Recipient Anonymity: The IP address of the recipient is unknown to all parties except the first hop in the onion routing path.

Data Integrity: Messages are received intact and unmodified, and if messages are modified they appear as corrupted and are discarded.

Storage: Messages are stored and available for the duration of their specified time to live.

End-to-end encryption: Messages (with the exception of friend requests) maintain the properties of the Off the Record (OTR) messaging protocol, namely Perfect Forward Secrecy and Deniable Authentication.

In Scope

Service Node Operators - Passive/Action attacks

Storage of messages in Session is handled by Service Node operators. Since the Service Node network is permissionless (only sufficient stake is required to join), our threat model considers a highly resourced attacker that has limited financial resources and can only run a fraction of the storage network. A dishonest Service Node operator would be able to perform a range of active or passive attacks. Such passive attacks could include passively reading message headers, logging timestamps of when messages were relayed/received, saving the encrypted contents of a message, and assessing the size of a message. Active attacks could include failing to relay messages, failing to store messages, providing clients with modified messages, and refusing to respond to requests for messages belonging to public keys.

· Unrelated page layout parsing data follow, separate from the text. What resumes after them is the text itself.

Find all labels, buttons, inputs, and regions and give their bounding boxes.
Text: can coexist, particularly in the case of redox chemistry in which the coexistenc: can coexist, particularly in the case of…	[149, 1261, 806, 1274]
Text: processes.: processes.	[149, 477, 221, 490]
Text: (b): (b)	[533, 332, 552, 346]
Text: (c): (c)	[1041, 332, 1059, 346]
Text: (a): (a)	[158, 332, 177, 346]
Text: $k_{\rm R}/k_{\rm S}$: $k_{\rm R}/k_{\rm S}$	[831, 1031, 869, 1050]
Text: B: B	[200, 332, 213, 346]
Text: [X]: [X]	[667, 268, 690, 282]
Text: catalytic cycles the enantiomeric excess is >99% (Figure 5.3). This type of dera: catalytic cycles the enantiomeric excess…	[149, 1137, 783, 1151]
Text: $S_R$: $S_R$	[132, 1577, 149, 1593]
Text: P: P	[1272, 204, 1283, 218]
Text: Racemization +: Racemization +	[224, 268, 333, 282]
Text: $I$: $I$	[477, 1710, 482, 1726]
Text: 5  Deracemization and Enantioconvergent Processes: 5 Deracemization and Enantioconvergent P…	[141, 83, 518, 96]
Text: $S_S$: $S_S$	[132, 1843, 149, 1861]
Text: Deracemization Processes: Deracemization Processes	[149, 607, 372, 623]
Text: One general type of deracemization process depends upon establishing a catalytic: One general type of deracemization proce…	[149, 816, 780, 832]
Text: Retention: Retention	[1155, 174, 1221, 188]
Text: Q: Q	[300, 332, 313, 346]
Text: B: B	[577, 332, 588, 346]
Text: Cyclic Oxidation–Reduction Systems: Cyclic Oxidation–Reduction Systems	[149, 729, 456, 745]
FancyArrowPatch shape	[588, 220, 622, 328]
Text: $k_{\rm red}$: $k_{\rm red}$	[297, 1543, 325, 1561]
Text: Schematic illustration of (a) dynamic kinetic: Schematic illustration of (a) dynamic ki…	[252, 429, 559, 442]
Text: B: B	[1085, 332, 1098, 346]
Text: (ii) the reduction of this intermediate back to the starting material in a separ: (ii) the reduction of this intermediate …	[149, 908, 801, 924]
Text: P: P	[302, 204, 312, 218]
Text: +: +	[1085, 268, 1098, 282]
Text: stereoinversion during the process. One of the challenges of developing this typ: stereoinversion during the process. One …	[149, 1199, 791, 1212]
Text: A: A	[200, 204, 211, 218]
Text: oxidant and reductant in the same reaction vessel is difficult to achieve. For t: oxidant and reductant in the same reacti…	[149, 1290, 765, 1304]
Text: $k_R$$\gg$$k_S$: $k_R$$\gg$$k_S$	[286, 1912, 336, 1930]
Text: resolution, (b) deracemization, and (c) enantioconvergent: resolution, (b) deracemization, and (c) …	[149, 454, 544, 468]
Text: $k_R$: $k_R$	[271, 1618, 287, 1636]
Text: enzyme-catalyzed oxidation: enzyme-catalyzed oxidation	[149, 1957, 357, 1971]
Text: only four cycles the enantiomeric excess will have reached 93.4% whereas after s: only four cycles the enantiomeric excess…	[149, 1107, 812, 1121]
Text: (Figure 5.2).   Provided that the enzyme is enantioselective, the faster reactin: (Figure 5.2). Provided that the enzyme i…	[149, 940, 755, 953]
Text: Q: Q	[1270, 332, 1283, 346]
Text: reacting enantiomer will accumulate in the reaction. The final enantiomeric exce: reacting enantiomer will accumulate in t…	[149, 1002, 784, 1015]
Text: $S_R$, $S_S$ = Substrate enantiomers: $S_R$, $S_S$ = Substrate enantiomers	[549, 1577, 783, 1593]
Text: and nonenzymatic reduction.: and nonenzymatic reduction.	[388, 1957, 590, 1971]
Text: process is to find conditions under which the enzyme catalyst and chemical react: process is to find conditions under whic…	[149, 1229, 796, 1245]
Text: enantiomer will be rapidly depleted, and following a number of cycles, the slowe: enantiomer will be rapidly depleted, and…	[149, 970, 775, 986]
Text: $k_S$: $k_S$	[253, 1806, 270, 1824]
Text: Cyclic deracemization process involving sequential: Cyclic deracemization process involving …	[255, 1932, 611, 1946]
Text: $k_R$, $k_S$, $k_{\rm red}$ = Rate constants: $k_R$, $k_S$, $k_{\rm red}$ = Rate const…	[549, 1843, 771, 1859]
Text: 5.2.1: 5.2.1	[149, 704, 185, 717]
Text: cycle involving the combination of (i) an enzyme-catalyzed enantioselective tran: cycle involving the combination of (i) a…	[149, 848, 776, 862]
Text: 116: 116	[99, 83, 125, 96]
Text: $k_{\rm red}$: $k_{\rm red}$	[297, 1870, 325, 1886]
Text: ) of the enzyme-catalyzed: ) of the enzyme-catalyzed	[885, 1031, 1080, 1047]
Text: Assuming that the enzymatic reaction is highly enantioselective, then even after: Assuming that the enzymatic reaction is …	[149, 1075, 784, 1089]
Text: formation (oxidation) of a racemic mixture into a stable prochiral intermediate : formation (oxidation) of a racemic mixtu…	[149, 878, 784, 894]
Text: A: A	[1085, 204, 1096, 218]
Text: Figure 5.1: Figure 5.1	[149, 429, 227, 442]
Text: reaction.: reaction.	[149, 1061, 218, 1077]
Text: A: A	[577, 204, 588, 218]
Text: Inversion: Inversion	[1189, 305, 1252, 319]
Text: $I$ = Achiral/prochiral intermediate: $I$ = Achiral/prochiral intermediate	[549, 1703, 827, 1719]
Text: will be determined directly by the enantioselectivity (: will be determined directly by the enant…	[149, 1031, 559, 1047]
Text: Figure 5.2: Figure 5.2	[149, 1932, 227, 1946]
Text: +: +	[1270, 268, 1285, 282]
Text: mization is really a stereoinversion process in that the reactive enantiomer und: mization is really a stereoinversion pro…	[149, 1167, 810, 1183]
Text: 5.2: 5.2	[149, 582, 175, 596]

Service Nodes also operate the onion request system and thus could also attack it. Active attacks on the onion request system could include dropping arbitrary packets, modifying latency between hops, and modifying packets. Malicious Service Nodes would be able to continue performing these active attacks for as long as they continued to pass inter-Service Node tests. Passive attacks may involve a malicious Service Node collecting and storing all data that passes through it and logging all connections with other Service Nodes.

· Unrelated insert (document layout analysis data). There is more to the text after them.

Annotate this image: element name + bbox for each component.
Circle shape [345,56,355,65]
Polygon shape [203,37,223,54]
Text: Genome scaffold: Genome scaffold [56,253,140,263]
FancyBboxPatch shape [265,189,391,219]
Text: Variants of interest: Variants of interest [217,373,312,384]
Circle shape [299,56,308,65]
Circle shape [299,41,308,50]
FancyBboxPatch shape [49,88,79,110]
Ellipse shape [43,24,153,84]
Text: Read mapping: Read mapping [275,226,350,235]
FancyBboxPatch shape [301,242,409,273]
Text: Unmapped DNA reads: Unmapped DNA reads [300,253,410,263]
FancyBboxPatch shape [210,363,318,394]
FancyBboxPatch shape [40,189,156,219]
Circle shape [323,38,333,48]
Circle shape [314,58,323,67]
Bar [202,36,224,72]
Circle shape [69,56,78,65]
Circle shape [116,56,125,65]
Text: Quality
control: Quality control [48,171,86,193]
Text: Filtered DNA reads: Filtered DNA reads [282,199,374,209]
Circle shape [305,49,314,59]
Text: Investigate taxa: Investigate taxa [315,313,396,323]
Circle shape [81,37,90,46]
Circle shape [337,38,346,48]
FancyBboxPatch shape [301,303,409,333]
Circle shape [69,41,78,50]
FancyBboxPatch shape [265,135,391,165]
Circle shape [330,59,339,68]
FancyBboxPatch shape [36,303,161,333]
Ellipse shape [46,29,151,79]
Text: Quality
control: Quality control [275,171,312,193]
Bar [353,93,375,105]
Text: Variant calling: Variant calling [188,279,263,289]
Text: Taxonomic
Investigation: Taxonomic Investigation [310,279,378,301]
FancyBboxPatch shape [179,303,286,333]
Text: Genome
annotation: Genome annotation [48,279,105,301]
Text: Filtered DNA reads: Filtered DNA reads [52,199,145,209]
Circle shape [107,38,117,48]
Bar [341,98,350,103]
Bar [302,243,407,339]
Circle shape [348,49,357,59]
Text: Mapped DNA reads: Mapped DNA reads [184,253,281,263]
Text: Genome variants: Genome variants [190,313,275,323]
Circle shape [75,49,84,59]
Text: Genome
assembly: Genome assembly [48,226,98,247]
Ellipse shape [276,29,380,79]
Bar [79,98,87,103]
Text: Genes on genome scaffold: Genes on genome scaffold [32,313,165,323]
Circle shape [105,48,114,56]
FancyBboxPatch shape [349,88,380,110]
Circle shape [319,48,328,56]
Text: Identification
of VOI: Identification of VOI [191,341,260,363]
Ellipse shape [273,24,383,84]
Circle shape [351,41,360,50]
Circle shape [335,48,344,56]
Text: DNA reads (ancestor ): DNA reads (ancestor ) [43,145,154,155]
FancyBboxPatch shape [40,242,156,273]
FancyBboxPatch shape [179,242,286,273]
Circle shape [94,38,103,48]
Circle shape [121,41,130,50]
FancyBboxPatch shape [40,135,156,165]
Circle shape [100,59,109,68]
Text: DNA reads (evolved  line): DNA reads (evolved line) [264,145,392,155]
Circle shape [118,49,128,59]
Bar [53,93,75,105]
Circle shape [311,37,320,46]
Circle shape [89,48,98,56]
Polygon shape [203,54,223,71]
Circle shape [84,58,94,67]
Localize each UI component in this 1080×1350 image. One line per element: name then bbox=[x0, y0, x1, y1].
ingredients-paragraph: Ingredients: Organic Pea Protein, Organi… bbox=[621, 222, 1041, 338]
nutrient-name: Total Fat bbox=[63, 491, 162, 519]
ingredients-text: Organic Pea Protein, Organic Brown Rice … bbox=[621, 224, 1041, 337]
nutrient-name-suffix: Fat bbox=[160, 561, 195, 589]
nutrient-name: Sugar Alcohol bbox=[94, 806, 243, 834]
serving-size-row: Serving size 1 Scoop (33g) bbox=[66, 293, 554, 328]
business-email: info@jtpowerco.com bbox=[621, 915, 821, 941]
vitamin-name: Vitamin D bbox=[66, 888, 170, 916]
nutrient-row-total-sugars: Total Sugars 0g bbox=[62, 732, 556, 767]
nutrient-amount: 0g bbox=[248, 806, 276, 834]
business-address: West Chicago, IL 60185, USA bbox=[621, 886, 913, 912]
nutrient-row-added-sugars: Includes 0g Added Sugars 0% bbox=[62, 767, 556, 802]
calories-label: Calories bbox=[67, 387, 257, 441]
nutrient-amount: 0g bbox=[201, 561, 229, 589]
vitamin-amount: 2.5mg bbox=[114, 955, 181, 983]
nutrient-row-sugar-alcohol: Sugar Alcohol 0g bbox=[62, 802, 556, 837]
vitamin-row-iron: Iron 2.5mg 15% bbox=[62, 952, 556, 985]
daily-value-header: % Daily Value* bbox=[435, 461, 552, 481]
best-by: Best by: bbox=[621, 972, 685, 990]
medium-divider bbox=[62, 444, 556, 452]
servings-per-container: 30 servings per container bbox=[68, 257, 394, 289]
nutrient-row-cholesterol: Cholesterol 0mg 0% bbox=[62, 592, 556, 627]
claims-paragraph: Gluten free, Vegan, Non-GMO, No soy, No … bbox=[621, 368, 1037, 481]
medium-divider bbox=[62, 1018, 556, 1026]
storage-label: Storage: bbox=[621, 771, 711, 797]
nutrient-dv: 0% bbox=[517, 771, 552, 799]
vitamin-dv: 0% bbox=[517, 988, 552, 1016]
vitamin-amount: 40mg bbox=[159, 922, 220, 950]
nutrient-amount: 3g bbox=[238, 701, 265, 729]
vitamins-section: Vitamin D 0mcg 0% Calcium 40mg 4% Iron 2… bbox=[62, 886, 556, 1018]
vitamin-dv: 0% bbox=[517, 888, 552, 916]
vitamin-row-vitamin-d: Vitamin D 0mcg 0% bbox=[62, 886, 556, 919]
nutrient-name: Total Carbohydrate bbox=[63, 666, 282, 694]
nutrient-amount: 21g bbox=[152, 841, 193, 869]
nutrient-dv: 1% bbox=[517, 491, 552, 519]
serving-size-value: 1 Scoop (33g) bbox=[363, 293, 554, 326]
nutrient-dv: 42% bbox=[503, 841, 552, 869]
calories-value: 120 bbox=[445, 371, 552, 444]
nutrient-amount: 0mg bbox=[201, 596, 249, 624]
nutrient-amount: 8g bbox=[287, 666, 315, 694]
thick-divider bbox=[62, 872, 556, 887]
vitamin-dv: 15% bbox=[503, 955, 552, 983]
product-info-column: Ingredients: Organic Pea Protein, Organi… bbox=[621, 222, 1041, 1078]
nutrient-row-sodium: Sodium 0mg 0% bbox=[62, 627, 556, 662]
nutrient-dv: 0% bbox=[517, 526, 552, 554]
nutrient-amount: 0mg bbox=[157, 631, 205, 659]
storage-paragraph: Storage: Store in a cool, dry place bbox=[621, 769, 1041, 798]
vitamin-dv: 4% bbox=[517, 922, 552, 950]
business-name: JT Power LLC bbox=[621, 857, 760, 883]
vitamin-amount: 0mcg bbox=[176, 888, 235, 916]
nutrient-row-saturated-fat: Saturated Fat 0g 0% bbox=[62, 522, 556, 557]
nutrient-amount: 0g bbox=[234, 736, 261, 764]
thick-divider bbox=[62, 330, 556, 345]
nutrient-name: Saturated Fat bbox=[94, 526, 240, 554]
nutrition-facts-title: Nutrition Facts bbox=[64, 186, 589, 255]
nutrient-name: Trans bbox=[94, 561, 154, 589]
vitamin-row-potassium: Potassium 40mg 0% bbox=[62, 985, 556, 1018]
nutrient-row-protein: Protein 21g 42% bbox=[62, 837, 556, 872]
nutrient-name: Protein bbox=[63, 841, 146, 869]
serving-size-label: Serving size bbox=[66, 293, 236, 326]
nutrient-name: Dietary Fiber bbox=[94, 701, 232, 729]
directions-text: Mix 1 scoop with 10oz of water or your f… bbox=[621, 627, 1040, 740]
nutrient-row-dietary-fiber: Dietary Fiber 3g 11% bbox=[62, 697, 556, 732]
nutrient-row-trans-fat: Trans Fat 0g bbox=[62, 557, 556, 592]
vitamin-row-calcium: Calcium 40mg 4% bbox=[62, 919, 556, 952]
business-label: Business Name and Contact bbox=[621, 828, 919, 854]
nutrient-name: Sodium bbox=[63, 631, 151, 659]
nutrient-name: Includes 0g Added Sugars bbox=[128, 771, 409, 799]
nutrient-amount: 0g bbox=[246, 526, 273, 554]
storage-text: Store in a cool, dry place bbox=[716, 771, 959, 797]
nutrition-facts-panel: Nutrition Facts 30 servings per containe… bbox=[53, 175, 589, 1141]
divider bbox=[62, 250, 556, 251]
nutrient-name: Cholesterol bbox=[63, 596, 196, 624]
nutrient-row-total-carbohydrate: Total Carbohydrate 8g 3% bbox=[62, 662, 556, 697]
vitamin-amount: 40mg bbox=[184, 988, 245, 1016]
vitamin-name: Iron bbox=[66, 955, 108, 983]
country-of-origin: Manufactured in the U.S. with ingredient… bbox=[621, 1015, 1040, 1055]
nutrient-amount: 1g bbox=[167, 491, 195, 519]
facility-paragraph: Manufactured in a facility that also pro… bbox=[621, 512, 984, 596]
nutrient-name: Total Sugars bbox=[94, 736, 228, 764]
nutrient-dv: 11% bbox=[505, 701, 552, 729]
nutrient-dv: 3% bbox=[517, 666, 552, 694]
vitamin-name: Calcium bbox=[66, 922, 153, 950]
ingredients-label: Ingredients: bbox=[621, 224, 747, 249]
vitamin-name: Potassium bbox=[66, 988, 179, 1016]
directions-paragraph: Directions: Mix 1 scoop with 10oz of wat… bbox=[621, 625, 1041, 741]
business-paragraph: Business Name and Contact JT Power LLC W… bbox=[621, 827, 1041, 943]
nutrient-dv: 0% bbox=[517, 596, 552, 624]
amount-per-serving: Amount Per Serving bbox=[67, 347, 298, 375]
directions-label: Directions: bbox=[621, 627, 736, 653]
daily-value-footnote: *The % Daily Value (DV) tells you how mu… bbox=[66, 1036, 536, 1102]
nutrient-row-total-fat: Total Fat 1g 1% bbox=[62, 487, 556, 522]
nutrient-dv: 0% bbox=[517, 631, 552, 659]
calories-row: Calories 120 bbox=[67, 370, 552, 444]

Network adversary - Passive attacks

Session’s threat model also considers a local network adversary such as an ISP or local network provider. This adversary can perform passive attacks such as monitoring all traffic it relays, conducting deep packet inspection, or saving relayed packets for later inspection.

Out of Scope

Attackers who are out of the scope of Session’s threat model may be able to break some of the protections Session aims to provide.

Network Adversary — Active Attacks

A network adversary could conduct active attacks including corrupting or rerouting packets, or adding delays. These attacks could compromise the storage and retrieval of messages. This is primarily addressed by encrypting data and using onion requests to store and retrieve messages, making targeted attacks by network adversaries difficult.

Global Passive Adversary

A global passive adversary (GPA) that can monitor the first and last hops in an onion request path could use traffic analysis to reveal the true IP address of a Session client and the destination that Session client is talking to. This potential attack is a property of the onion request system; onion requests are a low-latency onion routing network, meaning that packets are forwarded to their destinations as fast as possible, with no delays or batching. This behaviour, while beneficial for user experience, makes traffic analysis trivial in the case of a GPA.

Out of Band Key Discovery

Session cannot protect users from exposing the pseudonymity provided by the public key-based account system. If a user associates their real world identity with their public key, then other parties will be able to discover if they receive new friend requests.